Les drones ukrainiens élargissent la « zone de mort » et asphyxient la Crimée
La zone de destruction drone s'étend jusqu'à 50 km, les frappes sur les infrastructures logistiques provoquent des pénuries de carburant en Crimée et forcent la Russie à revoir ses tactiques d'infanterie.

La guerre en Ukraine a franchi un seuil qualitatif avec l’extension de ce que les responsables de Kiev appellent la « zone de mort » des drones. Davyd Aloian, secrétaire adjoint du Conseil de sécurité nationale et de défense, a décrit un espace où « tout véhicule est détruit en quelques minutes », une bande de territoire qui atteint désormais 50 kilomètres de profondeur dans les secteurs les plus denses en surveillance aérienne, contre une vingtaine de kilomètres auparavant. Les médias américains soulignent que cette bulle de létalité interdit les formations massées chères à la doctrine russe et contraint l’envahisseur à une dispersion extrême de ses moyens.
Parallèlement, la presse japonaise met en lumière l’apport décisif des drones à intelligence artificielle, capables de frapper jusqu’à 150 kilomètres au-delà de la ligne de front. Résistants au brouillage électronique, ces engins dotés de capacités de ciblage autonome s’acharnent sur les dépôts de carburant, les stocks de munitions et les postes de commandement. Les chiffres sont éloquents : en mai, les attaques contre les camions-citernes russes ont bondi de 40 % et le nombre de lanceurs de défense aérienne détruits a plus que doublé, selon une analyse des données du ministère ukrainien de la Défense. Cette campagne de frappes dans la profondeur étrangle les artères logistiques qui relient la Russie au front sud.

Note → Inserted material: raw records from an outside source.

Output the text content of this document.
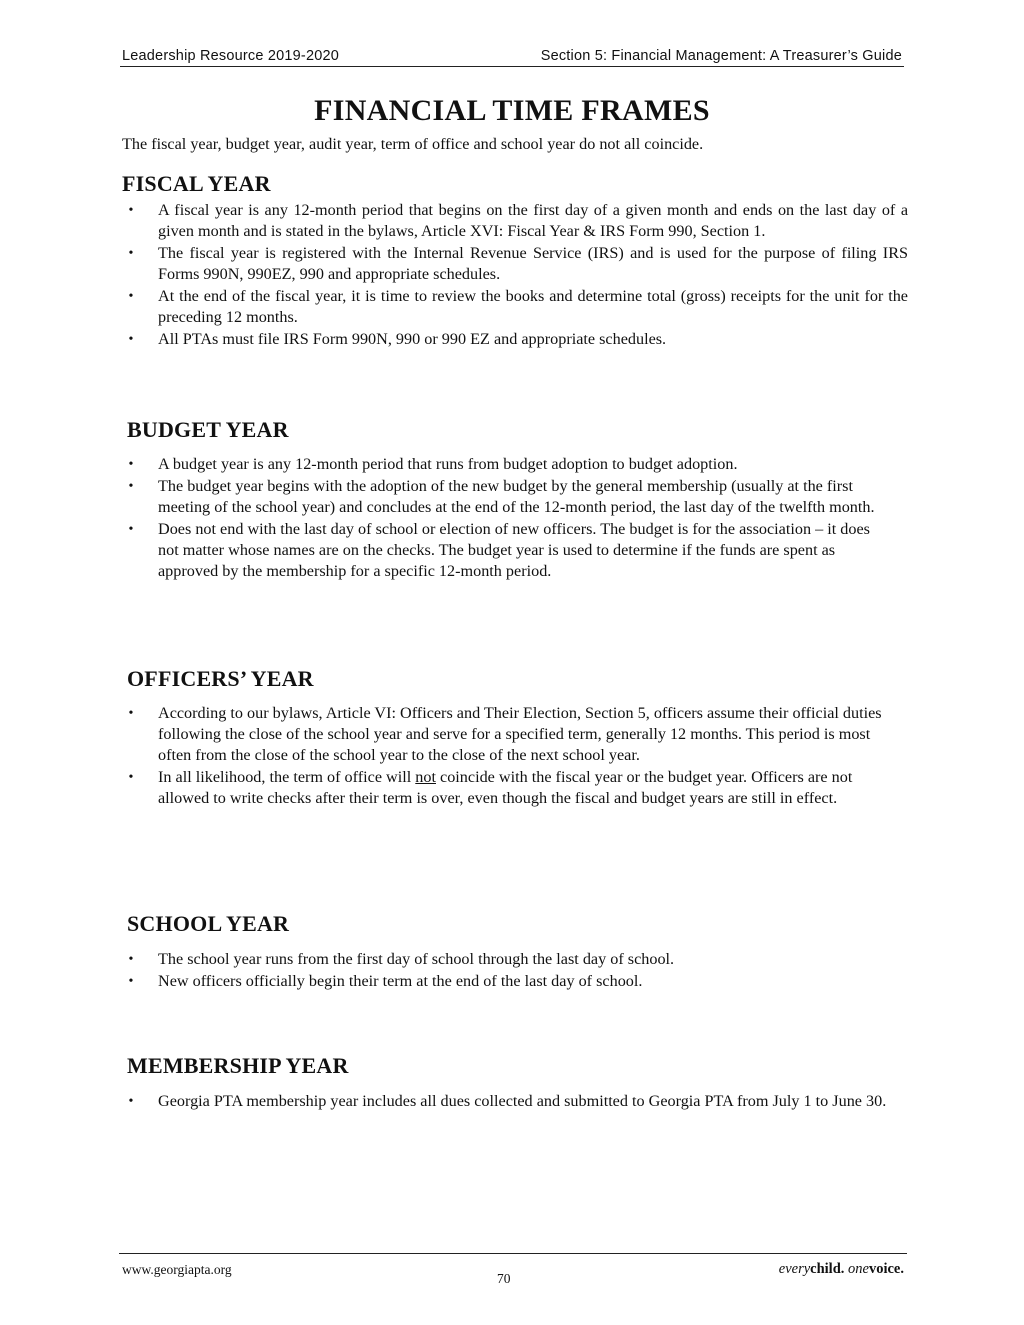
Leadership Resource 2019-2020	Section 5: Financial Management: A Treasurer’s Guide
FINANCIAL TIME FRAMES

The fiscal year, budget year, audit year, term of office and school year do not all coincide.

FISCAL YEAR
• A fiscal year is any 12-month period that begins on the first day of a given month and ends on the last day of a given month and is stated in the bylaws, Article XVI: Fiscal Year & IRS Form 990, Section 1.
• The fiscal year is registered with the Internal Revenue Service (IRS) and is used for the purpose of filing IRS Forms 990N, 990EZ, 990 and appropriate schedules.
• At the end of the fiscal year, it is time to review the books and determine total (gross) receipts for the unit for the preceding 12 months.
• All PTAs must file IRS Form 990N, 990 or 990 EZ and appropriate schedules.
BUDGET YEAR
• A budget year is any 12-month period that runs from budget adoption to budget adoption.
• The budget year begins with the adoption of the new budget by the general membership (usually at the first meeting of the school year) and concludes at the end of the 12-month period, the last day of the twelfth month.
• Does not end with the last day of school or election of new officers. The budget is for the association – it does not matter whose names are on the checks. The budget year is used to determine if the funds are spent as approved by the membership for a specific 12-month period.
OFFICERS’ YEAR
• According to our bylaws, Article VI: Officers and Their Election, Section 5, officers assume their official duties following the close of the school year and serve for a specified term, generally 12 months. This period is most often from the close of the school year to the close of the next school year.
• In all likelihood, the term of office will not coincide with the fiscal year or the budget year. Officers are not allowed to write checks after their term is over, even though the fiscal and budget years are still in effect.
SCHOOL YEAR
• The school year runs from the first day of school through the last day of school.
• New officers officially begin their term at the end of the last day of school.
MEMBERSHIP YEAR
• Georgia PTA membership year includes all dues collected and submitted to Georgia PTA from July 1 to June 30.
www.georgiapta.org
70
everychild. onevoice.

Les conséquences se lisent avec acuité en Crimée occupée. Journaux britanniques et italiens rapportent une pénurie de carburant sans précédent depuis l’annexion illégale de 2014 : stations-service à sec, files d’attente interminables, rationnement imposé par coupons de 20 litres par semaine. La saison touristique s’effondre, révélant la vulnérabilité de la péninsule. Les frappes répétées de drones ukrainiens sur les ponts d’Armiansk, Henichesk et Tchonhar, points de passage obligés entre la Crimée et les régions de Zaporijjia et Kherson, ont gravement endommagé ces infrastructures. Le commandant des forces sans pilote ukrainiennes, Robert Brovdi, affirme que Kiev pourrait bientôt « isoler la Crimée de la Russie », un objectif qui, selon la presse italienne, marquerait un tournant stratégique en rendant intenable le maintien des troupes russes dans la péninsule.
Face à cette asphyxie, les forces russes adaptent leurs tactiques. Des sources américaines décrivent des infiltrations par petits groupes cherchant à établir une supériorité locale en drones avant de lancer des assauts, rompant avec les vagues massives antérieures. Cette mutation, imposée par la densité de la « zone de mort », illustre une reconfiguration plus large du champ de bataille où l’asymétrie technologique redessine les rapports de force. Depuis 2014, la Crimée symbolisait l’ancrage territorial de Moscou ; sa possible isolation logistique, couplée à l’extension de la bulle drone, pourrait précipiter une révision douloureuse des ambitions russes dans le sud de l’Ukraine.
Comment la même histoire est racontée ailleurs.
La 'zone de destruction' des drones s'est étendue jusqu'à 50 km par endroits, créant une 'zone morte' où tout véhicule est anéanti. Les frappes ukrainiennes sur les ponts et les approvisionnements en carburant en Crimée provoquent de graves pénuries, perturbant la logistique russe et exposant la vulnérabilité de Moscou.
Les drones ukrainiens guidés par l'IA offrent un nouvel avantage sur le champ de bataille, avec des capacités de ciblage autonome permettant de frapper des dépôts de carburant et des postes de commandement jusqu'à 150 km derrière les lignes russes. Ces drones, plus résistants au brouillage, ont fortement accru les attaques contre les camions-citernes, perturbant les chaînes d'approvisionnement et faisant basculer l'élan en faveur de Kiev.
Le carburant vient à manquer en Crimée après des semaines de frappes de drones ukrainiens sur les lignes d'approvisionnement, embarrassant les autorités russes et effondrant la saison touristique. Kiev y voit un tournant grâce à ses nouvelles armes à longue portée, et les commandants évoquent désormais ouvertement l'isolement de la Crimée vis-à-vis de la Russie et une possible reconquête de la péninsule.